Sun editorial:

The hardest word

Physicians are finding a cure for medical malpractice lawsuits: Saying ‘I’m sorry’

Thu, May 22, 2008 (2:05 a.m.)

A handful of the nation’s prominent medical centers have begun encouraging doctors to admit their mistakes. Honesty, they say, may be the best way to stop expensive medical malpractice suits.

The New York Times reported this week that such advice goes contrary to what doctors have been told for years by their attorneys and insurance companies. Saying you’re sorry can be seen as an admission of guilt that doctors fear will encourage a lawsuit.

Doctors and hospital administrators say prompt and sincere admissions of mistakes, along with fair compensation, are helpful in combating lawsuits. Since making honesty its policy, the University of Michigan Health System has seen malpractice claims and lawsuits, as well as legal and settlement costs, drop dramatically.

“Improving patient safety and patient communication is more likely to cure the malpractice crisis than defensiveness and denial,” said Richard Boothman, the hospital’s chief risk officer.
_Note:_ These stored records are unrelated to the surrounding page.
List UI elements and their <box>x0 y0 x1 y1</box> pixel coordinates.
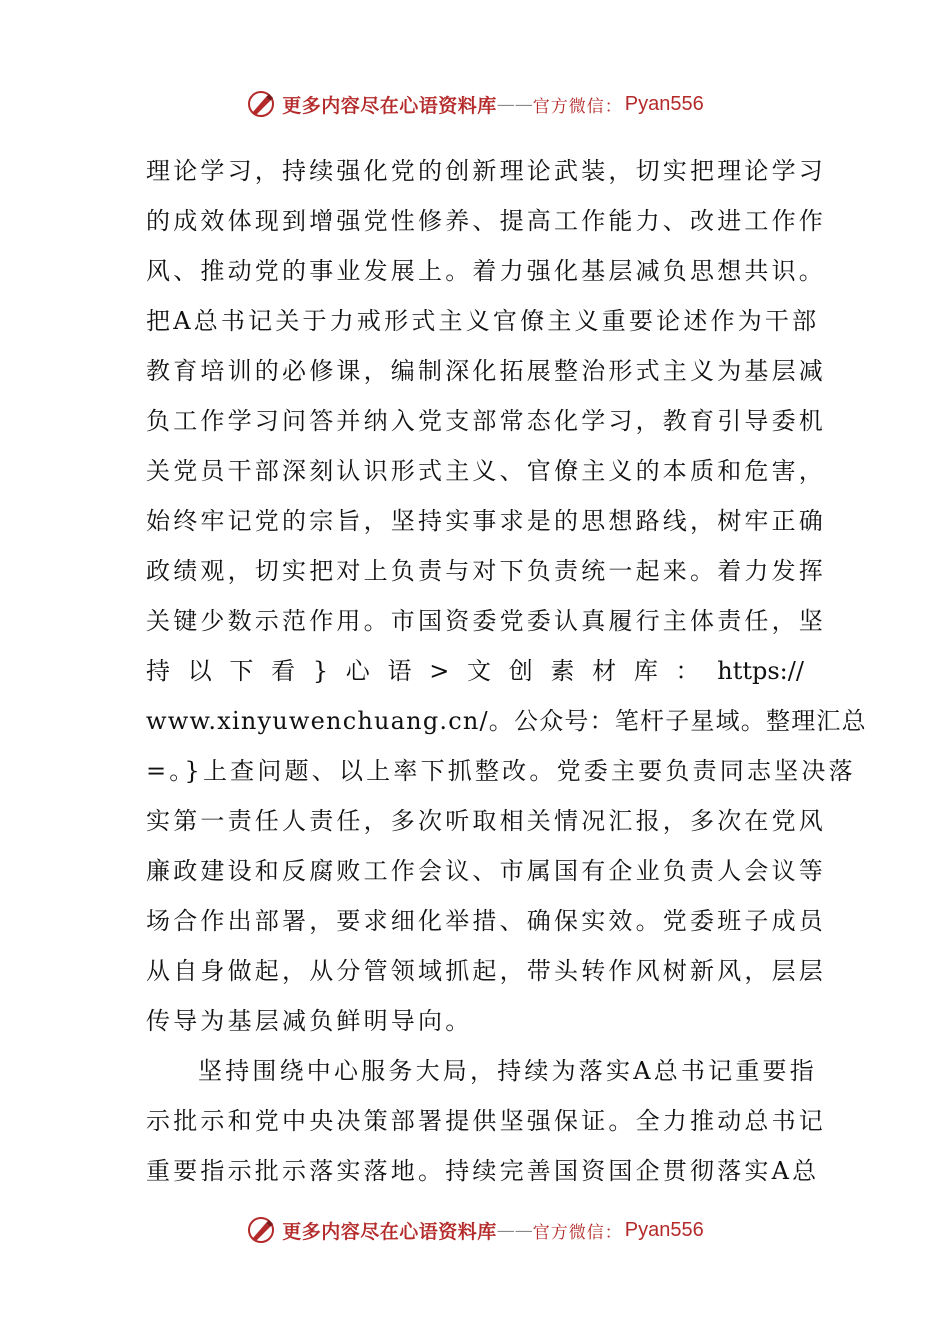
document-body <box>146 146 867 1196</box>
text-line: 示批示和党中央决策部署提供坚强保证。全力推动总书记 <box>146 1107 826 1135</box>
paragraph-start-line: 坚持围绕中心服务大局，持续为落实A总书记重要指 <box>198 1057 817 1085</box>
text-line: 政绩观，切实把对上负责与对下负责统一起来。着力发挥 <box>146 557 826 585</box>
text-line: 重要指示批示落实落地。持续完善国资国企贯彻落实A总 <box>146 1157 820 1185</box>
text-line: 实第一责任人责任，多次听取相关情况汇报，多次在党风 <box>146 807 826 835</box>
spaced-char: } <box>312 657 329 685</box>
banner-wechat-label: 官方微信： <box>532 96 623 117</box>
pen-logo-icon <box>246 89 276 119</box>
spaced-char: 下 <box>229 657 254 685</box>
spaced-char: 创 <box>508 657 533 685</box>
spaced-char: 语 <box>387 657 412 685</box>
spaced-char: 看 <box>271 657 296 685</box>
text-line: 风、推动党的事业发展上。着力强化基层减负思想共识。 <box>146 257 826 285</box>
text-line: 的成效体现到增强党性修养、提高工作能力、改进工作作 <box>146 207 826 235</box>
banner-wechat-id: Pyan556 <box>624 92 704 115</box>
spaced-char: 以 <box>187 657 212 685</box>
text-line: 从自身做起，从分管领域抓起，带头转作风树新风，层层 <box>146 957 826 985</box>
text-line: 场合作出部署，要求细化举措、确保实效。党委班子成员 <box>146 907 826 935</box>
spaced-char: 文 <box>467 657 492 685</box>
spaced-char: 库 <box>633 657 658 685</box>
spaced-char: > <box>429 657 450 685</box>
banner-library-text: 更多内容尽在心语资料库 <box>282 1220 497 1243</box>
text-line: 传导为基层减负鲜明导向。 <box>146 1007 473 1035</box>
pen-logo-icon <box>246 1215 276 1245</box>
spaced-watermark-line <box>146 646 804 696</box>
spaced-char: ： <box>675 657 700 685</box>
banner-wechat-id: Pyan556 <box>624 1218 704 1241</box>
header-banner <box>0 84 950 124</box>
text-line: 把A总书记关于力戒形式主义官僚主义重要论述作为干部 <box>146 307 820 335</box>
text-line: 负工作学习问答并纳入党支部常态化学习，教育引导委机 <box>146 407 826 435</box>
spaced-char: 材 <box>592 657 617 685</box>
banner-dash: —— <box>496 93 533 115</box>
text-line: =。}上查问题、以上率下抓整改。党委主要负责同志坚决落 <box>146 757 856 785</box>
footer-banner <box>0 1210 950 1250</box>
banner-library-text: 更多内容尽在心语资料库 <box>282 94 497 117</box>
banner-dash: —— <box>496 1219 533 1241</box>
spaced-url: https:// <box>717 657 804 685</box>
spaced-char: 持 <box>146 657 170 685</box>
banner-wechat-label: 官方微信： <box>532 1222 623 1243</box>
text-line: 关党员干部深刻认识形式主义、官僚主义的本质和危害， <box>146 457 826 485</box>
text-line: 关键少数示范作用。市国资委党委认真履行主体责任，坚 <box>146 607 826 635</box>
text-line: 始终牢记党的宗旨，坚持实事求是的思想路线，树牢正确 <box>146 507 826 535</box>
text-line: 教育培训的必修课，编制深化拓展整治形式主义为基层减 <box>146 357 826 385</box>
text-line: 廉政建设和反腐败工作会议、市属国有企业负责人会议等 <box>146 857 826 885</box>
spaced-char: 心 <box>345 657 370 685</box>
text-line: www.xinyuwenchuang.cn/。公众号：笔杆子星域。整理汇总 <box>146 707 867 735</box>
spaced-char: 素 <box>550 657 575 685</box>
text-line: 理论学习，持续强化党的创新理论武装，切实把理论学习 <box>146 157 826 185</box>
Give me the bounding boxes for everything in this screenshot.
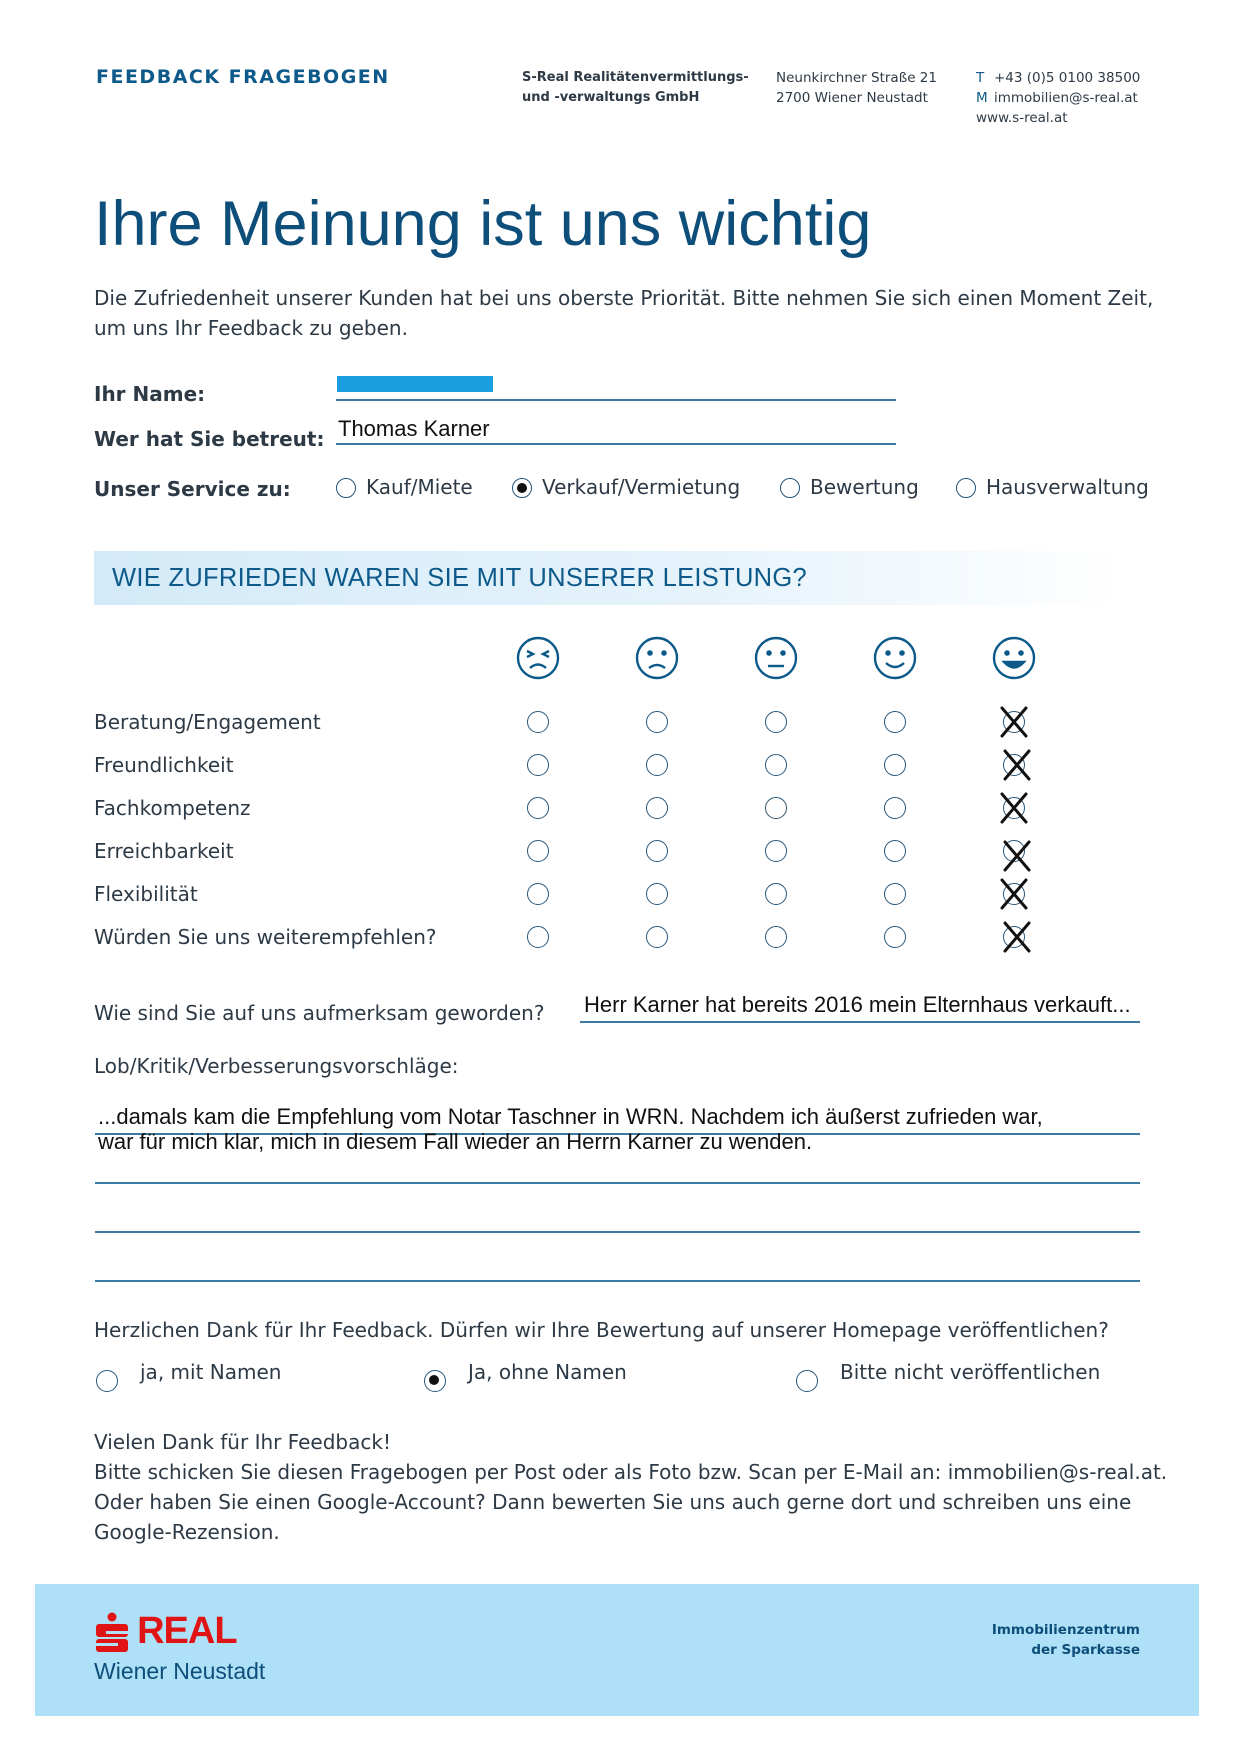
- rating-radio[interactable]: [527, 883, 549, 905]
- brand-logo: [94, 1610, 237, 1654]
- rating-radio[interactable]: [527, 840, 549, 862]
- closing-line-2: Bitte schicken Sie diesen Fragebogen per Post oder als Foto bzw. Scan per E-Mail an: immobilien@s-real.at.: [94, 1460, 1168, 1484]
- address-line-2: 2700 Wiener Neustadt: [776, 90, 928, 106]
- rating-row-label: Würden Sie uns weiterempfehlen?: [94, 925, 437, 949]
- closing-line-4: Google-Rezension.: [94, 1520, 280, 1544]
- comments-text-line-2[interactable]: war für mich klar, mich in diesem Fall wieder an Herrn Karner zu wenden.: [98, 1129, 813, 1154]
- comments-line-2: [95, 1182, 1140, 1184]
- rating-radio[interactable]: [527, 797, 549, 819]
- rating-radio[interactable]: [884, 797, 906, 819]
- rating-row-label: Erreichbarkeit: [94, 839, 234, 863]
- page-headline: Ihre Meinung ist uns wichtig: [94, 189, 872, 259]
- company-line-1: S-Real Realitätenvermittlungs-: [522, 70, 749, 85]
- publish-radio-1[interactable]: [96, 1370, 118, 1392]
- advisor-label: Wer hat Sie betreut:: [94, 427, 325, 451]
- cross-mark-icon: [994, 874, 1034, 914]
- service-option-label: Kauf/Miete: [366, 475, 473, 499]
- footer-tagline-line-1: Immobilienzentrum: [991, 1622, 1140, 1638]
- rating-heading: WIE ZUFRIEDEN WAREN SIE MIT UNSERER LEISTUNG?: [112, 564, 807, 592]
- closing-line-1: Vielen Dank für Ihr Feedback!: [94, 1430, 391, 1454]
- rating-scale-icons: [0, 0, 1240, 700]
- rating-radio[interactable]: [765, 926, 787, 948]
- rating-radio[interactable]: [646, 754, 668, 776]
- publish-radio-2[interactable]: [424, 1370, 446, 1392]
- email-address[interactable]: immobilien@s-real.at: [994, 90, 1138, 106]
- footer-tagline: [980, 1620, 1140, 1660]
- service-option-label: Bewertung: [810, 475, 919, 499]
- rating-row-label: Flexibilität: [94, 882, 198, 906]
- comments-label: Lob/Kritik/Verbesserungsvorschläge:: [94, 1054, 459, 1078]
- rating-radio[interactable]: [527, 711, 549, 733]
- brand-name: REAL: [137, 1610, 237, 1652]
- sad-face-icon: [637, 638, 677, 678]
- phone-label: T: [976, 70, 985, 86]
- closing-text: [94, 1427, 1204, 1547]
- service-label: Unser Service zu:: [94, 477, 291, 501]
- mail-label: M: [976, 90, 988, 106]
- rating-radio[interactable]: [646, 926, 668, 948]
- comments-text-line-1[interactable]: ...damals kam die Empfehlung vom Notar Taschner in WRN. Nachdem ich äußerst zufrieden war,: [98, 1104, 1043, 1129]
- very-unhappy-face-icon: [518, 638, 558, 678]
- rating-radio[interactable]: [527, 926, 549, 948]
- rating-radio[interactable]: [765, 883, 787, 905]
- name-label: Ihr Name:: [94, 382, 206, 406]
- closing-line-3: Oder haben Sie einen Google-Account? Dann bewerten Sie uns auch gerne dort und schreiben uns eine: [94, 1490, 1132, 1514]
- rating-radio[interactable]: [765, 754, 787, 776]
- publish-question: Herzlichen Dank für Ihr Feedback. Dürfen wir Ihre Bewertung auf unserer Homepage veröffentlichen?: [94, 1318, 1109, 1342]
- rating-radio[interactable]: [884, 883, 906, 905]
- form-title: FEEDBACK FRAGEBOGEN: [96, 66, 390, 88]
- phone-number: +43 (0)5 0100 38500: [994, 70, 1141, 86]
- publish-option-label: Bitte nicht veröffentlichen: [840, 1360, 1101, 1384]
- cross-mark-icon: [997, 745, 1037, 785]
- comments-line-3: [95, 1231, 1140, 1233]
- publish-option-label: ja, mit Namen: [140, 1360, 282, 1384]
- rating-radio[interactable]: [765, 711, 787, 733]
- rating-radio[interactable]: [884, 711, 906, 733]
- rating-radio[interactable]: [646, 840, 668, 862]
- address-line-1: Neunkirchner Straße 21: [776, 70, 937, 86]
- rating-radio[interactable]: [884, 840, 906, 862]
- cross-mark-icon: [997, 836, 1037, 876]
- intro-line-2: um uns Ihr Feedback zu geben.: [94, 316, 408, 340]
- rating-row-label: Beratung/Engagement: [94, 710, 321, 734]
- footer-tagline-line-2: der Sparkasse: [1031, 1642, 1140, 1658]
- cross-mark-icon: [994, 788, 1034, 828]
- advisor-value[interactable]: Thomas Karner: [338, 416, 490, 441]
- rating-radio[interactable]: [765, 840, 787, 862]
- comments-line-4: [95, 1280, 1140, 1282]
- very-happy-face-icon: [994, 638, 1034, 678]
- rating-radio[interactable]: [646, 711, 668, 733]
- cross-mark-icon: [994, 702, 1034, 742]
- rating-row-label: Fachkompetenz: [94, 796, 251, 820]
- publish-option-label: Ja, ohne Namen: [468, 1360, 627, 1384]
- service-option-label: Hausverwaltung: [986, 475, 1149, 499]
- service-option-label: Verkauf/Vermietung: [542, 475, 741, 499]
- rating-row-label: Freundlichkeit: [94, 753, 234, 777]
- rating-radio[interactable]: [646, 883, 668, 905]
- brand-city: Wiener Neustadt: [94, 1658, 266, 1684]
- company-line-2: und -verwaltungs GmbH: [522, 90, 700, 105]
- source-field-line: [580, 1021, 1140, 1023]
- neutral-face-icon: [756, 638, 796, 678]
- source-value[interactable]: Herr Karner hat bereits 2016 mein Elternhaus verkauft...: [584, 992, 1131, 1017]
- smile-face-icon: [875, 638, 915, 678]
- cross-mark-icon: [997, 917, 1037, 957]
- intro-line-1: Die Zufriedenheit unserer Kunden hat bei uns oberste Priorität. Bitte nehmen Sie sich einen Moment Zeit,: [94, 286, 1154, 310]
- rating-radio[interactable]: [884, 926, 906, 948]
- website-link[interactable]: www.s-real.at: [976, 110, 1068, 126]
- rating-radio[interactable]: [765, 797, 787, 819]
- source-label: Wie sind Sie auf uns aufmerksam geworden?: [94, 1001, 545, 1025]
- publish-radio-3[interactable]: [796, 1370, 818, 1392]
- rating-radio[interactable]: [884, 754, 906, 776]
- sparkasse-s-icon: [94, 1612, 132, 1654]
- rating-radio[interactable]: [646, 797, 668, 819]
- rating-radio[interactable]: [527, 754, 549, 776]
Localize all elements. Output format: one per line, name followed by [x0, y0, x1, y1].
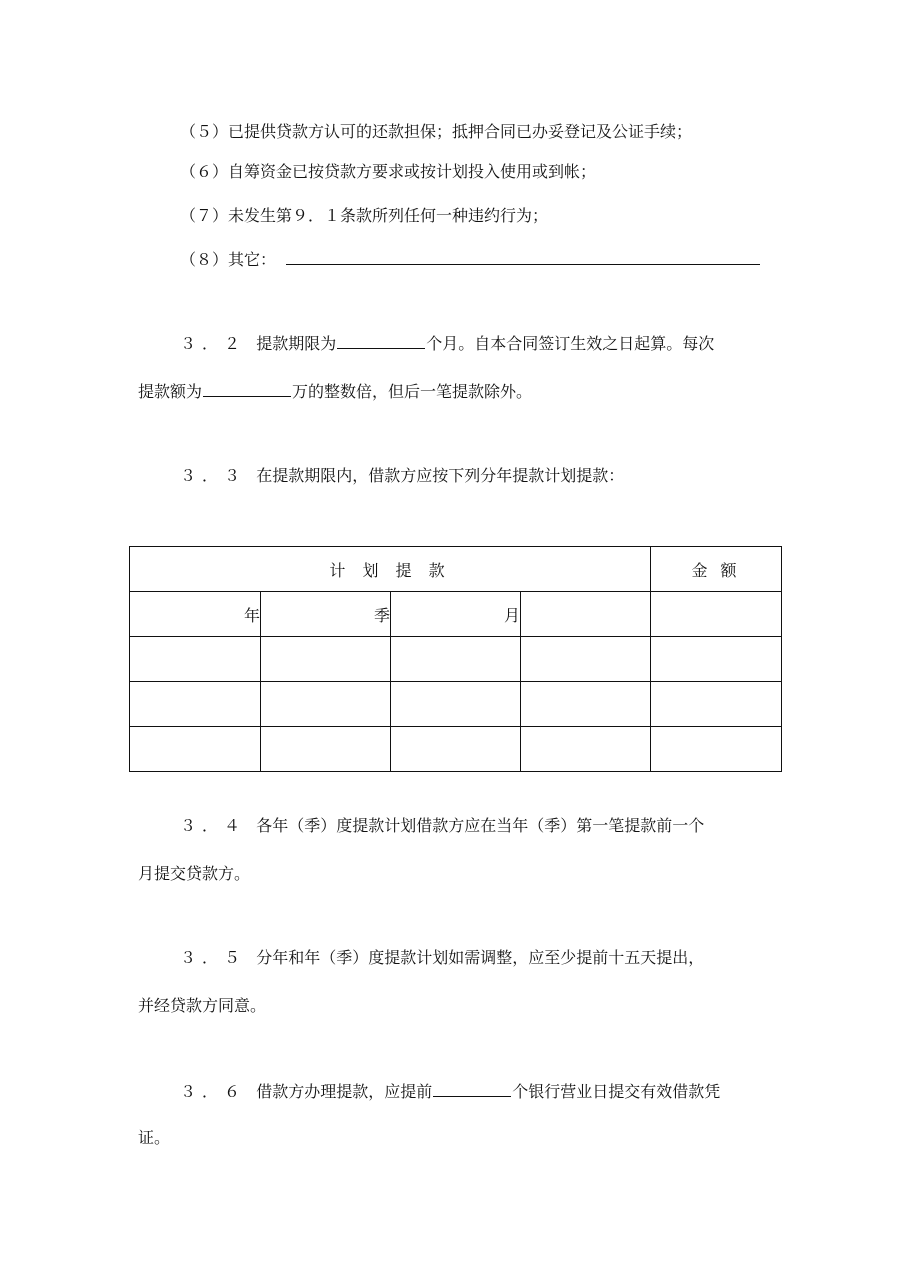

The university willingly discusses cases in which it believes its staff made an error and offers settlements. As a result, filing a malpractice lawsuit against the university “is now the last option, whereas with other hospitals it tends to be the first and only option,” Norman Tucker, a trial lawyer in Southfield, Mich., told the Times.

Although his hospital has seen a decrease in claims since instituting a full disclosure policy nearly three years ago, Dr. Timothy McDonald, the University of Illinois medical center’s chief safety officer, sees a bigger issue than medical malpractice.

“I think this is the key to patient safety in the country,” he said. “If you do this with a transparent point of view, you’re more likely to figure out what’s wrong and put processes in place to improve it.”

Several states have passed laws prohibiting an expression of apology from being used in court, and a bill that would have done so in Nevada died in the Assembly last year. Next year the Nevada Legislature should find a way to encourage such transparency.